Nanda terlihat sangat
gugup hingga dia menggigit bibirnya dan memainkan jarinya. Kakaknya menarik
tangannya untuk mendapatkan perhatian Nanda kembali.
“Ayolah, aku bosan. Sini
duduk.”
“Ta… tapi kak…”
“Tapi apa?”
“Uhhmmm….” Nanda
menoleh ke samping, di ujung matanya, dia bisa melihat orang itu berdiri, bersembunyi di balik pintu, memandanginya,
mengharap Nanda bisa melawan kakaknya.
“Kau tak ingin
melakukannya? Benarkah? Nanda?”
Nanda menunduk dan
kembali menggigit bibirnya.
Kakaknya mendekatinya
dan berbisik “Jangan menggodaku, Nanda.”
Nanda langsung mengangkat
wajahnya dan memandang kakaknya yang kini tersenyum penuh makna.
“A.. ak.. aku ..aku
ingin ke toilet dulu kak, boleh kan?”
Kakaknya bersandar di
kursinya dan melepas tangan Nanda.
“Baiklah, jangan
lama-lama, kau tahu aku tak suka menunggu.”
Dengan kata terakhir
terucap dari bibir kakaknya, dia langsung berdiri dan berlari menuju ke
kamarnya.
Begitu sampai di
kamar, dia langsung berlari ke kamar mandi, membuka laci dan mengambil pil
kemudian meminumnya. Setelah itu dia mencuci mukanya, membersihkan dirinya dengan cepat. Sebelum akhirnya dia
kembali kebawah dan menuju ke ruang makan.

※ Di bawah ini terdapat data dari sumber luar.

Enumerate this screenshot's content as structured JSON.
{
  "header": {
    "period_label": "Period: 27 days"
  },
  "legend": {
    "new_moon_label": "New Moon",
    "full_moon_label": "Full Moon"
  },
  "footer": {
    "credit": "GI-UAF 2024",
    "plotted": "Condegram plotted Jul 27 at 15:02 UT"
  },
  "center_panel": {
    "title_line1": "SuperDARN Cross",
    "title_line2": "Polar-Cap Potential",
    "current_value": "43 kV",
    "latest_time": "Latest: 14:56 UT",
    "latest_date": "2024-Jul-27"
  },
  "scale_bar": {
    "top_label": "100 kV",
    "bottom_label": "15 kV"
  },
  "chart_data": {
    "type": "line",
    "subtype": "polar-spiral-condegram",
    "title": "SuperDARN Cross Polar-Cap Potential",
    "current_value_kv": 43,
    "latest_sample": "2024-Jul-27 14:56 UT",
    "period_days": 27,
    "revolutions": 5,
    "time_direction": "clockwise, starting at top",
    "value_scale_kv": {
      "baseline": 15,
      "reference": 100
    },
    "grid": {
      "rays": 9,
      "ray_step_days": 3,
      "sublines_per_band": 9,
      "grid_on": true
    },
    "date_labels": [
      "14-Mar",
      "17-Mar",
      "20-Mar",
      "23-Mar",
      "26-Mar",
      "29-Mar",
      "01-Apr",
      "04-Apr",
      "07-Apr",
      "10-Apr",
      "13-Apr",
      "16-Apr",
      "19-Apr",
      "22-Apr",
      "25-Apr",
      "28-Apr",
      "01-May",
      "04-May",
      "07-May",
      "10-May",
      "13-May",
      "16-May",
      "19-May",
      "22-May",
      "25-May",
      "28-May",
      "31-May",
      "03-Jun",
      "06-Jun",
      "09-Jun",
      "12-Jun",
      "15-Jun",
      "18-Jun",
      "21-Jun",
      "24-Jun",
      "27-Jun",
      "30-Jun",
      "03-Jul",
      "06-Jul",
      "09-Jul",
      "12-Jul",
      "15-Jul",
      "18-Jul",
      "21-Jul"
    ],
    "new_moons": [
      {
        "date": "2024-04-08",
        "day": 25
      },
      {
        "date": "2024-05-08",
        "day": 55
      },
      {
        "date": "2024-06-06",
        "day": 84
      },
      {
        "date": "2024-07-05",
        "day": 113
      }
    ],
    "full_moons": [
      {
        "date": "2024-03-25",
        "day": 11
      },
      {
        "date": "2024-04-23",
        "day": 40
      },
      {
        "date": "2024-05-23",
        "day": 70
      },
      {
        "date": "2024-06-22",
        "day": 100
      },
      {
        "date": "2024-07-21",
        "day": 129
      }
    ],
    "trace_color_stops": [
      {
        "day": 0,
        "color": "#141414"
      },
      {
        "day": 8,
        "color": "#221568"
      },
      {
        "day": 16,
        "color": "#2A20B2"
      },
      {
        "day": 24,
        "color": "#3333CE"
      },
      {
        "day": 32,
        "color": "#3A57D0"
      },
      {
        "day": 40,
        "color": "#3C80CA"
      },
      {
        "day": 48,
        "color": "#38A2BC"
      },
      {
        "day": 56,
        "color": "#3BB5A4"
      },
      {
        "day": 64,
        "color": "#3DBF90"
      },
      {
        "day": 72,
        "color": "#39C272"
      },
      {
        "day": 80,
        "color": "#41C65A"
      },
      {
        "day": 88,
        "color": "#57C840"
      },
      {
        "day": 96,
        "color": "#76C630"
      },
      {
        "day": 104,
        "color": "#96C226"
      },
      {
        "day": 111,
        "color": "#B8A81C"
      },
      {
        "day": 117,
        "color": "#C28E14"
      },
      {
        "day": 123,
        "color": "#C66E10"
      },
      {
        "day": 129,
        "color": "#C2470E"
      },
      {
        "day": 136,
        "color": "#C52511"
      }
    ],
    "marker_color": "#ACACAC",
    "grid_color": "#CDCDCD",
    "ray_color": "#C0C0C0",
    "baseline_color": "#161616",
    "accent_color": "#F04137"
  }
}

Begitu sampai, kakaknya sudah selesai makan dan
sedang minum. Melihat Nanda kembali, senyumnya menyeringai lebar seiring
langkah Nanda yang semakin dekat.
“Well, saatnya makanan penutup, Nanda...”
Nanda masuk ke kamar dengan tenaga yang
hampir terkuras, rambutnya berantakan, nafasnya tersengal, bajunya sudah
acak-acakan. Dia bersandar
pada pintu begitu ia menutupnya, mengusap kedua matanya dengan telapak
tangannya yang kotor. Berusaha menahan air matanya untuk tidak menetes. Dia
terlalu lelah, tapi dia harus mandi. Perlahan, dia beranjak ke kamar mandi
walau rasa kantuk sudah menyerangnya akibat kelelahan. Tubuhnya sakit, jiwanya
terluka. Merasa kebas di beberapa bagian tubuhnya hingga dengan terpincang dia
berhasil sampai di kamar mandi dan langsung duduk di bathtub begitu dia selesai
membuka bajunya. Dia memejamkan mata, mencoba menikmati seitap tetes air yang
menyiraminya. Mengharapkan air itu dapat membersihkan tubuhnya yang dia rasa
sangat kotor dan menjijikan, juga menghilangkan bekas bekas yang telah
dilakukan kakaknya pada tubuhnya.
“Maafkan
aku...”
Nanda menoleh pada orang itu yang kini
berdiri di depan pintu kamar mandinya. Perlahan orang itu menutup pintu dan
menuju Nanda yang kini bersandar pada dinding bak mandinya. Air hangat merendam
tubuhnya, setelah beberapa lama dia membiarkan air mengucur ke tubuhnya, dia
bangkit dan menyalakan air hangat dan menyiapkan untuk berendam. Dia merasa sangat
membutuhkannya. Masih berharap untuk air itu membersihkan seluruh tubuhnya,
menghapus sisa rasa yang masih menempel pada beberapa bagian tubuhnya.
Orang itu bersimpuh di sebelah bak mandi
Nanda dan menatapnya dengan penuh air mata.
“Maafkan
aku yang tak bisa melindungimu. Maaf...”
“Ssshhh.. kau tak bersalah. Mungkin aku
mulai terbiasa dengan ini semua.”
“Tidak!
Kumohon, jangan biarkan dirimu terbiasa... kumohon..”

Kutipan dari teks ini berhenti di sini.